Под утро обессилевший Александр Иванович уснул.
Саше приснился сон, как он хоронит свою деревянную лошадку.
Вот Любовь Алексеевна берет сына за руку и подводит к ее останкам.
Заставляет поклониться им, после чего горбатый истопник Вдовьего дома Ремнев начинает их забрасывать землей.
Комья шлепаются друг на друга, издавая чавкающий звук.
Сашу душат слезы обиды, потому что еще давеча Ремнев обещал ему починить лошадку при помощи молотка и гвоздей с иконы Сошествие Спасителя во ад, а теперь вот закапывает ее.
Все кончено.
Он обманул.
Саша пытается вырваться, но маменька крепко держит его за руку.
Как на привязи.
«Зачем она это делает?
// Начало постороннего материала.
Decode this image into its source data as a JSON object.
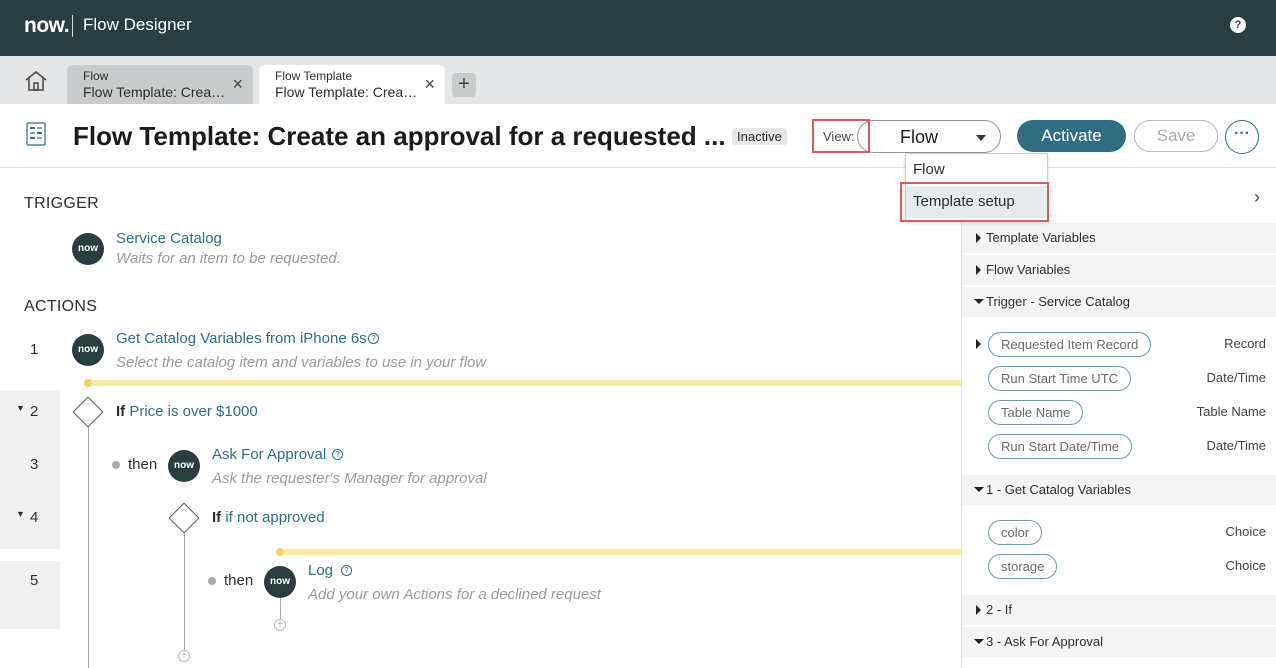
{
  "topbar": {
    "logo": "now.",
    "title": "Flow Designer",
    "help": "?"
  },
  "tabs": [
    {
      "type": "Flow",
      "name": "Flow Template: Create an approval"
    },
    {
      "type": "Flow Template",
      "name": "Flow Template: Create an approval"
    }
  ],
  "tab_close": "×",
  "add_tab": "+",
  "header": {
    "title": "Flow Template: Create an approval for a requested ...",
    "status": "Inactive",
    "view_label": "View:",
    "view_value": "Flow",
    "activate": "Activate",
    "save": "Save",
    "more": "···"
  },
  "view_options": [
    "Flow",
    "Template setup"
  ],
  "trigger": {
    "label": "TRIGGER",
    "title": "Service Catalog",
    "subtitle": "Waits for an item to be requested.",
    "icon_text": "now"
  },
  "actions": {
    "label": "ACTIONS",
    "steps": [
      {
        "num": "1",
        "title": "Get Catalog Variables from iPhone 6s",
        "subtitle": "Select the catalog item and variables to use in your flow"
      },
      {
        "num": "2",
        "if": "If",
        "condition": "Price is over $1000"
      },
      {
        "num": "3",
        "then": "then",
        "title": "Ask For Approval",
        "subtitle": "Ask the requester's Manager for approval"
      },
      {
        "num": "4",
        "if": "If",
        "condition": "if not approved"
      },
      {
        "num": "5",
        "then": "then",
        "title": "Log",
        "subtitle": "Add your own Actions for a declined request"
      }
    ]
  },
  "panel": {
    "sections": [
      {
        "label": "Template Variables",
        "expanded": false
      },
      {
        "label": "Flow Variables",
        "expanded": false
      },
      {
        "label": "Trigger - Service Catalog",
        "expanded": true
      },
      {
        "label": "1 - Get Catalog Variables",
        "expanded": true
      },
      {
        "label": "2 - If",
        "expanded": false
      },
      {
        "label": "3 - Ask For Approval",
        "expanded": true
      }
    ],
    "trigger_pills": [
      {
        "name": "Requested Item Record",
        "type": "Record"
      },
      {
        "name": "Run Start Time UTC",
        "type": "Date/Time"
      },
      {
        "name": "Table Name",
        "type": "Table Name"
      },
      {
        "name": "Run Start Date/Time",
        "type": "Date/Time"
      }
    ],
    "catalog_pills": [
      {
        "name": "color",
        "type": "Choice"
      },
      {
        "name": "storage",
        "type": "Choice"
      }
    ]
  },
  "colors": {
    "topbar": "#293e40",
    "accent": "#2f6f84",
    "highlight": "#e05a5a"
  }
}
Почему не отпускает? Ведь я же не сделал ничего плохого, или все-таки сделал?» – эти вопросы всплывают в полуразмытом, теряющемся сознании.
«Я тебя не отпускаю, потому что отныне ты мой муж, а я твоя жена», – хрипловатым насмешливым голосом Клотильды отвечает Мария Карловна, немыслимым образом оказавшаяся на месте маменьки.
«Как я счастлив, как я счастлив», – умиротворенно бормочет Александр Иванович и открывает глаза.
Маша сидела рядом с ним и держала его за руку.
Не мог поверить в это чудо – закрывал и открывал глаза снова и снова.
Стало стыдно, что тогда, во время их первой встречи он не поверил словам Марии Карловны о его рукописи.
Тут же захотелось извиниться перед ней, целовать ее руки, но почувствовал себя еще слишком слабым и беспомощным, ничего кроме сочувственной улыбки не могущим вызвать, разве что способным на жалость к самому себе. Потому и остался неподвижен.
Неподвижен совсем.
Лишь улавливал окружающие его запахи, но не узнавал их. Не было тут ни восковых ароматов, ни мятных благовоний, но дух неизвестных ему лекарств и накрахмаленного белья, которое своими острыми углами впивалось ему в тело. Стенал, а Мария Карловна наклонялась к нему и вытирала выступившие у него на лбу капли пота.
– Бедный, бедный Александр Иванович, – шелестела сухими своими губами. Так шелестят сухие листья, когда осенний ветер гонит их по мостовой, собирает из них целые вавилоны, что можно потом беззаботно разрушать, расшвыривая ногами.